D. The RN communicates daily with the LPN about the condition of each resident. Explanation: It's within the scope of LPN practice to communicate with the physician; however, the RN should communicate daily with the LPN about the condition of each nursing home resident. The RN should be kept abreast of all changes in clients' conditions as they occur.

A client asks the reason for being placed in traction prior to surgery. Which response by the nurse is most appropriate? A. Traction will help prevent skin breakdown. B. Traction helps with repositioning while in bed. C. Traction allows for more activity. D. Traction helps to prevent trauma and overcome muscle spasms.

D. Traction helps to prevent trauma and overcome muscle spasms. Explanation: Traction prevents trauma and overcomes muscle spasms. Traction doesn't help in preventing skin breakdown, repositioning the client, or allowing the client to become active.

What test is most commonly used to determine the state of the skeletal system? A. Bone Scan B. PET scan C. MRI D. X-ray

D. X-ray

The nurse is caring for a client who has had a lower extremity amputation. Which intervention by the nurse will best prevent hip contractures? A. change drains using aseptic technique B. elevate the foot of the bed C. inspect the limb for signs of infection D. do not place a pillow under the residual limb

D. do not place a pillow under the residual limb

Which nursing diagnosis would be the priority for a client who has just been admitted to the hospital with burns? A. body image disturbance B. risk for altered nutrition C. impaired social interaction D. impaired skin integrity

D. impaired skin integrity Explanation: Impaired skin integrity is the priority in the situation of the burned client because of the fluid and electrolyte loss and a high risk for infection. While body image, social interaction, and altered nutrition are all concerns, they are not necessarily potentially life threatening, unlike the impaired skin integrity.

A nurse is caring for a client with a pressure ulcer on the sacrum. When educating the client about dietary intake, which foods should the nurse plan to emphasize? A. legumes and cheese B. whole-grain products C. fruits and vegetables D. lean meats and low-fat milk

D. lean meats and low-fat milk

After treatment of compartment syndrome, a client reports experiencing paresthesia. Which symptoms should the nurse monitor? A. fever and chills B. change in range of motion (ROM) C. pain and blanching D. numbness and tingling

D. numbness and tingling Explanation: Paresthesia is described as numbness and tingling. It doesn't include pain or blanching and isn't associated with fever and chills or change in ROM.

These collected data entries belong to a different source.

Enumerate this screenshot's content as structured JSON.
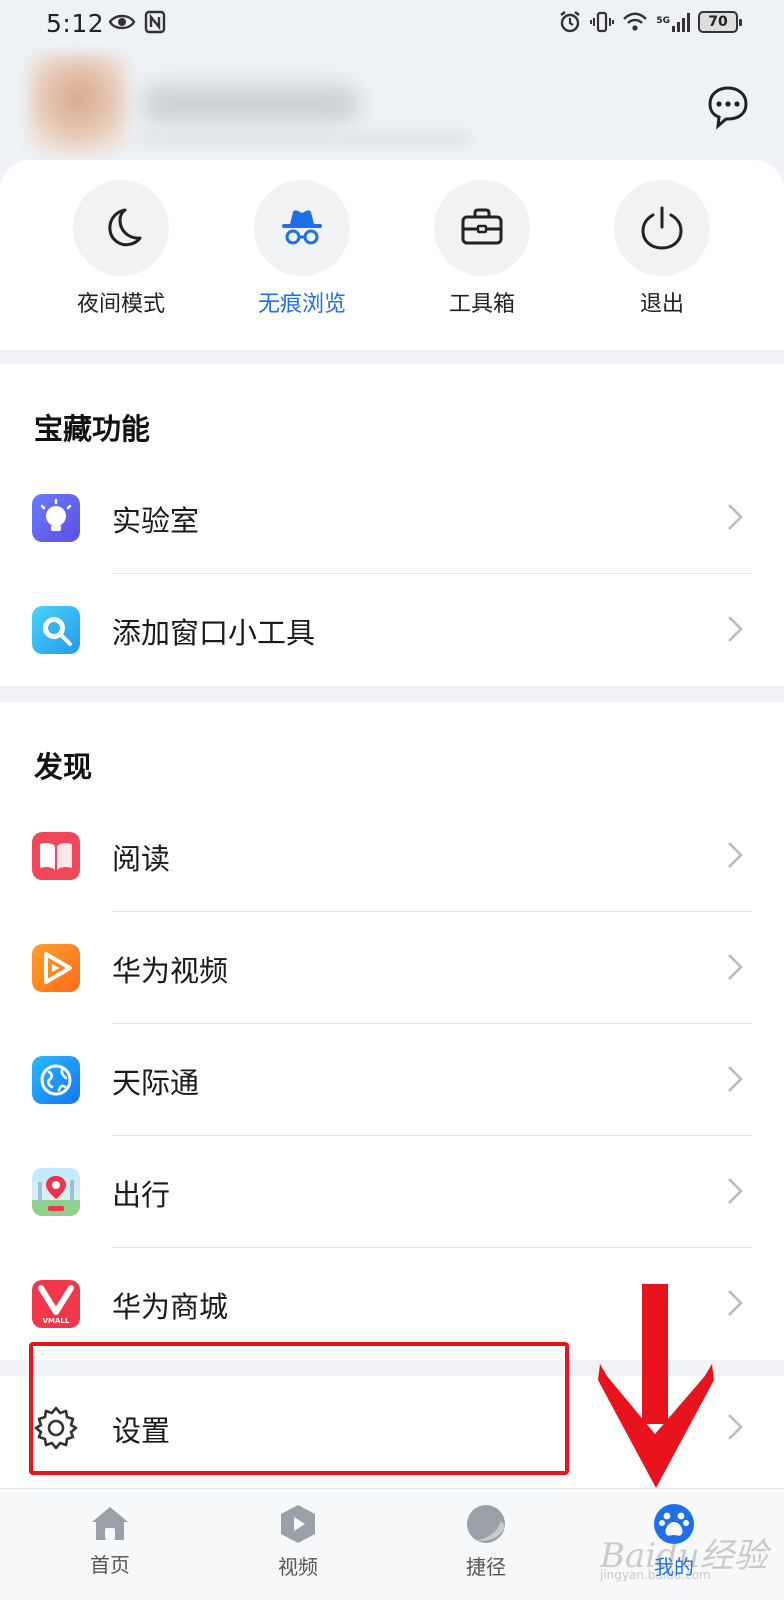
{
  "status_bar": {
    "time": "5:12",
    "battery_level": "70",
    "network_tag": "5G"
  },
  "quick_actions": [
    {
      "label": "夜间模式",
      "icon": "moon-icon",
      "active": false
    },
    {
      "label": "无痕浏览",
      "icon": "incognito-icon",
      "active": true
    },
    {
      "label": "工具箱",
      "icon": "toolbox-icon",
      "active": false
    },
    {
      "label": "退出",
      "icon": "power-icon",
      "active": false
    }
  ],
  "treasure_section": {
    "title": "宝藏功能",
    "items": [
      {
        "label": "实验室",
        "icon": "lightbulb-icon"
      },
      {
        "label": "添加窗口小工具",
        "icon": "magnifier-icon"
      }
    ]
  },
  "discover_section": {
    "title": "发现",
    "items": [
      {
        "label": "阅读",
        "icon": "book-icon"
      },
      {
        "label": "华为视频",
        "icon": "video-play-icon"
      },
      {
        "label": "天际通",
        "icon": "globe-icon"
      },
      {
        "label": "出行",
        "icon": "travel-pin-icon"
      },
      {
        "label": "华为商城",
        "icon": "vmall-icon",
        "icon_text": "VMALL"
      }
    ]
  },
  "settings": {
    "label": "设置",
    "icon": "gear-icon"
  },
  "bottom_nav": [
    {
      "label": "首页",
      "icon": "home-icon",
      "active": false
    },
    {
      "label": "视频",
      "icon": "video-icon",
      "active": false
    },
    {
      "label": "捷径",
      "icon": "shortcut-icon",
      "active": false
    },
    {
      "label": "我的",
      "icon": "profile-paw-icon",
      "active": true
    }
  ],
  "watermark": {
    "logo": "Baidu经验",
    "sub": "jingyan.baidu.com"
  },
  "colors": {
    "accent": "#1f6fe6",
    "annotation_red": "#e8131c",
    "page_bg": "#f0f2f5"
  }
}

A client with a fractured femur is in Russell's traction and asks the nurse to help with back care. Which nursing action is most appropriate? A. telling the client that back care cannot be performed while he's in traction B. removing the weight to give the client more slack to move C. supporting the weight to give the client more slack to move D. telling the client to use the trapeze to lift his back off the bed

D. telling the client to use the trapeze to lift his back off the bed Explanation: The traction must not be disturbed to maintain correct alignment. Therefore, the client should use the trapeze to lift his back off of the bed. The client can have back care as long as the trapeze is used and the alignment is not disturbed. The weight shouldn't be moved without a health care provider's order; it should hang freely without touching anything.

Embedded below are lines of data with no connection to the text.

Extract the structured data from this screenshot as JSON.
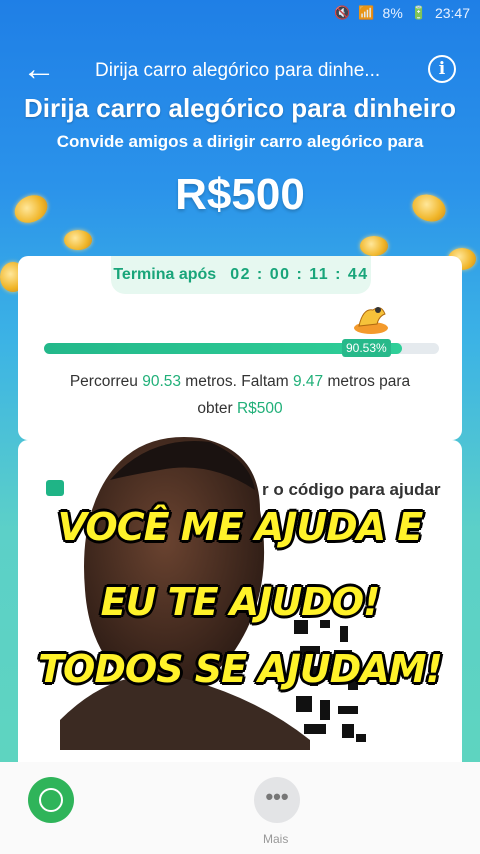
{
  "status_bar": {
    "battery": "8%",
    "time": "23:47"
  },
  "header": {
    "title": "Dirija carro alegórico para dinhe..."
  },
  "hero": {
    "headline": "Dirija carro alegórico para dinheiro",
    "subline": "Convide amigos a dirigir carro alegórico para",
    "prize": "R$500"
  },
  "progress_card": {
    "ends_label": "Termina após",
    "countdown": "02 : 00 : 11 : 44",
    "percent_label": "90.53%",
    "percent_value": 0.9053,
    "text_prefix": "Percorreu ",
    "traveled": "90.53",
    "text_middle": " metros. Faltam ",
    "remaining": "9.47",
    "text_suffix": " metros para",
    "text_line2_prefix": "obter ",
    "reward": "R$500"
  },
  "share_card": {
    "hint": "r o código para ajudar"
  },
  "caption": {
    "line1": "VOCÊ ME AJUDA E",
    "line2": "EU TE AJUDO!",
    "line3": "TODOS SE AJUDAM!"
  },
  "bottom_bar": {
    "more_label": "Mais",
    "more_icon": "•••"
  },
  "colors": {
    "accent_green": "#21b079",
    "caption_yellow": "#fff22a",
    "header_blue": "#1f7fe6"
  }
}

A child with muscular dystrophy has lost complete control of his lower extremities. There is some strength bilaterally in the upper extremities, but poor trunk control. Which mechanism would be the most important to have on the wheelchair? A. anti-tip device B. extended brakes C. headrest support D. wheelchair belt

D. wheelchair belt Explanation: Since the child has poor trunk control, a belt will prevent falling out of the wheelchair. Anti-tip devices, headrest supports, and extended brakes are all important options, but are not the most important mechanisms in this situation.